Caltanissetta and its cannoli. Sicily
The legend has it that cannoli have been invented in Caltanissetta, in Arab the “city of women”, due to the harems of the Saracen emirs. Here, at the time, women prepared exquisite dishes, including cannoli with ricotta, almonds and honey, in honour of the sultan’s manly qualities. Later, the invention of the cannoli was attributed to cloistered nuns. Gastronomes are sure that this opulent sweet has Arab origins because it is made with spices and has flavours similar to those of the Arab and Greek cuisine. Caltanissetta is therefore the “city of cannoli”, the perfect place where to taste this waffle stuffed with sheep ricotta, candied fruits, chocolate and chopped pistachios.

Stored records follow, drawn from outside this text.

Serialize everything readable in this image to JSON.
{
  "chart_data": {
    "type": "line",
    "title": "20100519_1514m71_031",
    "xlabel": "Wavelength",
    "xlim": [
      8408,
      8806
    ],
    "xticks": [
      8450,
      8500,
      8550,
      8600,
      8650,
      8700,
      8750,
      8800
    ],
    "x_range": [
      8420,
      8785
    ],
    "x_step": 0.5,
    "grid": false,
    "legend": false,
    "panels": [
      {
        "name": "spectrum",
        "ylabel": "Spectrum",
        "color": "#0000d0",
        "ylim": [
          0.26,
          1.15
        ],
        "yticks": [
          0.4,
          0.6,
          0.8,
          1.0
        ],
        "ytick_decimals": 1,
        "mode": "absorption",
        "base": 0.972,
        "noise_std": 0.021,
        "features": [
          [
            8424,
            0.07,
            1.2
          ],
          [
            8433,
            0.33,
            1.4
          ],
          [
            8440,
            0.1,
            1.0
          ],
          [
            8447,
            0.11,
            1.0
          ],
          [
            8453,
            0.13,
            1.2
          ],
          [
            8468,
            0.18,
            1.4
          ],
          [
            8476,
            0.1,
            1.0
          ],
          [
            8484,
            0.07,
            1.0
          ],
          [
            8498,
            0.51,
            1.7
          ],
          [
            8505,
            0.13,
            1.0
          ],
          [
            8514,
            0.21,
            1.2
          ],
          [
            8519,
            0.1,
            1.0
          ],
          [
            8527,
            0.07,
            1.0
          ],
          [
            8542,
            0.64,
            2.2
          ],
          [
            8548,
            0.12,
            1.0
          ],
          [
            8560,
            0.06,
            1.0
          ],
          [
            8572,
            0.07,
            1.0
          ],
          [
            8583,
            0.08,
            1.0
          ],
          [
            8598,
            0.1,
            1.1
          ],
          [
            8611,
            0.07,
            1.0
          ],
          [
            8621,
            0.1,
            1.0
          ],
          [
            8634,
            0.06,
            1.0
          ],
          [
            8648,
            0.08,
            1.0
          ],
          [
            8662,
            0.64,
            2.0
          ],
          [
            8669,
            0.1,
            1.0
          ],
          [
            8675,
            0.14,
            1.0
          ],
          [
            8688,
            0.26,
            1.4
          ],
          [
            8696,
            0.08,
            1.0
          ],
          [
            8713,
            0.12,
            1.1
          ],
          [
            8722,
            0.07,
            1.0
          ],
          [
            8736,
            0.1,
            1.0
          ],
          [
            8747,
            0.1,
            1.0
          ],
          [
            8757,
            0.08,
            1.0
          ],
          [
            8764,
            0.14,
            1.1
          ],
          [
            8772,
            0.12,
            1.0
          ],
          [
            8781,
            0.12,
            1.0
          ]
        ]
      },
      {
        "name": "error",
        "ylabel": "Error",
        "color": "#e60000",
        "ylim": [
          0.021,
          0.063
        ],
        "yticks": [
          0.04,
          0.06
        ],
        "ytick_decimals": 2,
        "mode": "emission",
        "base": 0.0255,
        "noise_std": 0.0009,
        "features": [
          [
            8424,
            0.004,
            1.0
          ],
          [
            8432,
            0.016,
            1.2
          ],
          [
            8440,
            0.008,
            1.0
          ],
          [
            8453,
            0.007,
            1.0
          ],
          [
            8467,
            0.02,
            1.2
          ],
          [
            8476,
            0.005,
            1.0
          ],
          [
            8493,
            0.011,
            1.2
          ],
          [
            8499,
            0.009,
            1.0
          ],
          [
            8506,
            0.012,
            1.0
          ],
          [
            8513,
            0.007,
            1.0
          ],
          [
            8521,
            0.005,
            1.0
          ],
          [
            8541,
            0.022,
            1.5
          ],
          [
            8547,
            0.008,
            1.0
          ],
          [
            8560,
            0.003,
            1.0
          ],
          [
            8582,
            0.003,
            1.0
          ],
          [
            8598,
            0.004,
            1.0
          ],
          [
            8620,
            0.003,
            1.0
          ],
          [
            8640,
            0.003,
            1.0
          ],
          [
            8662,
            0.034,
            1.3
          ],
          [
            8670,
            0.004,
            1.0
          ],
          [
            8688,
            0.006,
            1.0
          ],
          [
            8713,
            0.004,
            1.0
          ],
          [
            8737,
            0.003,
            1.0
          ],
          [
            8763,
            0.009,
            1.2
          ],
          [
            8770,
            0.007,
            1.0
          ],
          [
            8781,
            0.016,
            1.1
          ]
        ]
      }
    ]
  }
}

From many Italian regions, tiramisù.
Tiramisù, the most popular sweet in Italy, has not only one birthplace. The origins of this delicious coffee-flavoured sweet are often disputed between many Italian regions and there are plenty of accounts about tiramisù. From the history of pastry chefs from Siena who created it for the greedy Grand Duke of Tuscany Cosimo de’ Medici, to the cooks of the “El Toulà” restaurant in Treviso, who had to invent a sweet to lift up (in Italian the verb is “tirare su” from which the name tiramisù is derived) the clients of a nearby brothel, this sweet is undoubtedly Italian. This worldwide renowned sweet, suitable for every occasion and made of ladyfingers dipped in coffee, layered with scrumptious mascarpone cheese is the quintessensce of the Italian culinary tradition.